The admin vehicle then returned to Poole to drop off the trailer and the aim was to meet the remaining pilgrims at the Mill in Harnham for lunch.  This meant there was an extra water load carried for the last leg of the journey.

It was a very pleasant walk along the Drove track, past the Salisbury Race Course, and the Golf Club dropping down into the water meadow East of Netherhampton and then on into Harnham. 

A welcome drink at the Mill Inn persuaded the pilgrims that this was not the place to eat our lunch, however just behind was the Three Crowns pub where a splendid lunch was had after a game of pool!

Figure 14:  Pool at the Three Crowns Harnham

From The Mill the pilgrims paraded the banner to the cathedral, with Wendy taking the role of Sergeant Major ensuring the Banner party were in step!

Figure 15:  Banner Party and Sgt Major

The pilgrimage reached the Close just before the appointed time of 15:30 and pilgrims were joined by their families as we paraded into the Close.

Figure 16: Into the Close

On arrival at the cathedral it was established that our programme had to change to allow a wedding to be brought forward.  The pilgrims were met by the Canon of the Close at the Sudan Chapel.  The pilgrims were of course delighted to be able to watch as the bride serenely swept down the north Aisle as had been arranged by the Canon

 The final service was conducted by Simon.  Simon had designed a very simple and contemplative service that was so appropriate for the final arrival at our journey’s end. 

Although the Bishop of Salisbury was to meet us at the cathedral, the change of timings meant he was unable to juggle his time to meet the change.

Figure 17:  Sudan Chapel

After the service in the Sudan Chapel the pilgrims returned to Poole full of new stories and with a great sense of achievement.

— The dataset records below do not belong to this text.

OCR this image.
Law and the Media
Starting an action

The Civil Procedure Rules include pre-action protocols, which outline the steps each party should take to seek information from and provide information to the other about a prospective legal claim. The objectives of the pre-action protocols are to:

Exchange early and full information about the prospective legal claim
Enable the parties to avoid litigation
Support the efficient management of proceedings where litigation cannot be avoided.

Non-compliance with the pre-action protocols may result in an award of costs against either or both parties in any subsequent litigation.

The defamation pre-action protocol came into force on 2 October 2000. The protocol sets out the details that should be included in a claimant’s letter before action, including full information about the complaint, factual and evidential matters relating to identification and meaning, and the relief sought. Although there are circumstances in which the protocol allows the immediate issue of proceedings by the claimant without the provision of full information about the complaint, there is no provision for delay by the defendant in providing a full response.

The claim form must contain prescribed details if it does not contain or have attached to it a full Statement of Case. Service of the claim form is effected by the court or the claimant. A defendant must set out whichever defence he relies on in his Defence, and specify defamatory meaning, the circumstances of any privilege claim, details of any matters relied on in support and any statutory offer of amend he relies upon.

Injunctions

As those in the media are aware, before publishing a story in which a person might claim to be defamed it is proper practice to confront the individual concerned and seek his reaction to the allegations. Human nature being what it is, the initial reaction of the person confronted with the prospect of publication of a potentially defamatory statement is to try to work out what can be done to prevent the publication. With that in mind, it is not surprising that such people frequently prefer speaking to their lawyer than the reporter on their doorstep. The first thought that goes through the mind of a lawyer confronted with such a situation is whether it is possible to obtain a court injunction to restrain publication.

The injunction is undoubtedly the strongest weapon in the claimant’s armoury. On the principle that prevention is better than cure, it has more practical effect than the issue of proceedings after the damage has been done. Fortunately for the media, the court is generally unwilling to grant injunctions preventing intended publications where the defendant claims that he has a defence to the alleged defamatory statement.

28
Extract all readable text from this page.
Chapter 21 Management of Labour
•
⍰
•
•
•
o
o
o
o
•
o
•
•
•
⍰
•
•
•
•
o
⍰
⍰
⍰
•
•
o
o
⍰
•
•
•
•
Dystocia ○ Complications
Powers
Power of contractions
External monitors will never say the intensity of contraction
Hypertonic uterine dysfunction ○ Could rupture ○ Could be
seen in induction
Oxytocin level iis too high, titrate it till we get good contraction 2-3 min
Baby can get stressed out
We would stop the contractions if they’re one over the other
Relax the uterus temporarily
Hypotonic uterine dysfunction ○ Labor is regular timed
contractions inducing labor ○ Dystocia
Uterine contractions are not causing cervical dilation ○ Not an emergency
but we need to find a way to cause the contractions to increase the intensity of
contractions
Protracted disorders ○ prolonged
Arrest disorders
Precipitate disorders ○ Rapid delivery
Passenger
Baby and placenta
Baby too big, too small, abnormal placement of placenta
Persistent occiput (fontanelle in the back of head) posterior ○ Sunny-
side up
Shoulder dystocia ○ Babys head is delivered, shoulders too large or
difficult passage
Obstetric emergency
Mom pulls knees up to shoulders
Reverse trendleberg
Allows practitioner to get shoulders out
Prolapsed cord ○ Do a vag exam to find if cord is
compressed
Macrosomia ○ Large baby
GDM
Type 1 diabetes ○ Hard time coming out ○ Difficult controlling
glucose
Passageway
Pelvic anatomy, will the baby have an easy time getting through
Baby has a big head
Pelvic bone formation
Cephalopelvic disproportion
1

A celebratory Barbeque was held at 37 Blake Dene Road

Figure 18: Celebratory Barbeque


The pilgrimage was a tremendous success and the pilgrims have been asked to record their feelings and post them on the internet on the KEYS web page

On Sunday the Pilgrims presented the banner to the congregation and were given a round of applause for their efforts.

At the time of this being written we have raised approximately £250.00 for Hope and Homes for Children.